Eu cruzo quase todos os dias com dois palhaços nos sinais da cidade. Às vezes quando levo minha esposa ao trabalho, às vezes a caminho do jiu-jitsu. Eles estão sempre ali: malabarismo simples, nariz vermelho, roupa gasta, pedindo moedas no tempo suspenso do semáforo. O curioso não é o pedido. É a alegria.
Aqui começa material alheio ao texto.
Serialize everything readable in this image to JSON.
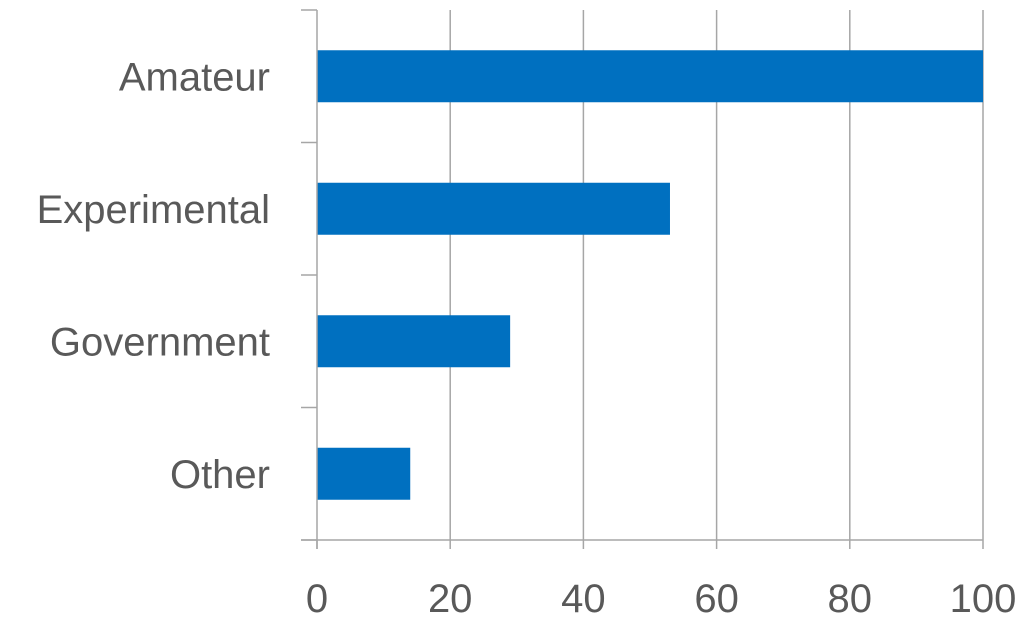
{
  "chart_data": {
    "type": "bar",
    "orientation": "horizontal",
    "categories": [
      "Amateur",
      "Experimental",
      "Government",
      "Other"
    ],
    "values": [
      100,
      53,
      29,
      14
    ],
    "xlim": [
      0,
      100
    ],
    "x_ticks": [
      "0",
      "20",
      "40",
      "60",
      "80",
      "100"
    ],
    "grid": "vertical",
    "bar_color": "#0070C0",
    "gridline_color": "#A6A6A6",
    "label_color": "#595959"
  }
}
Hoje, com a chuva pesada caindo sobre Fortaleza, vi um deles dançando no meio da água, como se aquele aguaceiro fosse palco e não obstáculo. Não era alegria performática apenas, havia algo de inteiro naquele corpo em movimento, como se, por alguns instantes, ele estivesse exatamente onde precisava estar.
E isso me atravessou.
A gente costuma tratar a felicidade como prêmio: algo que vem depois da conquista, depois do dinheiro, depois do reconhecimento, depois da “vontade de Deus”. Como se primeiro fosse preciso vencer, para só então autorizar-se a viver. Mas aqueles palhaços parecem inverter a lógica: eles vivem antes. A felicidade não aparece como resultado; aparece como condição mínima para continuar.
Daí surge a pergunta incômoda: a felicidade é uma forma de motivação que você precisa fabricar para seguir adiante? Não como ingenuidade, mas como estratégia de sobrevivência?
Muita gente deposita essa motivação no além. “Se Deus quiser.” “Vai acontecer na hora certa.” “Está nas mãos de algo maior.” Para muitos, isso funciona, e funciona mesmo. A fé, quando viva, sustenta, organiza o caos, dá sentido ao sofrimento. O problema não é a fé. O problema é quando ela vira adiamento da própria ação. Quando tudo fica para depois, para fora, para o céu.
E quando não acontece?
E quando você olha em volta e percebe que Deus, ou o destino, ou o universo, não está resolvendo do jeito que prometeram?
Aí sobra você.
Talvez esses palhaços não sejam exemplo de felicidade plena, nem de superação romântica. Talvez eles saibam, melhor do que muitos de nós, que esperar condições ideais é uma forma elegante de desistir. Que, sem algum grau de alegria fabricada no presente, o futuro nunca chega.
Nesse sentido, a felicidade deixa de ser sentimento e vira ato. Um gesto quase político: dançar na chuva, sorrir no sinal, continuar existindo apesar da precariedade. Não porque a vida é fácil, mas porque sem isso ela fica insuportável.
Para quem não acredita em deuses, ou para quem acredita, mas está cansado de esperar, a motivação não cai do céu. Ela é construída no corpo, no hábito, no pequeno movimento que diz: eu ainda estou aqui. Não é esperança abstrata; é insistência concreta.
Talvez a grande ilusão seja pensar que a felicidade precisa de justificativa. Que só é legítima quando tudo está resolvido. Aqueles palhaços parecem ensinar o contrário: às vezes, a felicidade é o que mantém o mundo minimamente respirável enquanto nada se resolve.
E talvez, no fim das contas, motivação não seja acreditar que vai dar certo, mas agir como se a vida, apesar de tudo, ainda merecesse ser vivida agora. Mesmo no sinal. Mesmo na chuva. Mesmo sem promessa.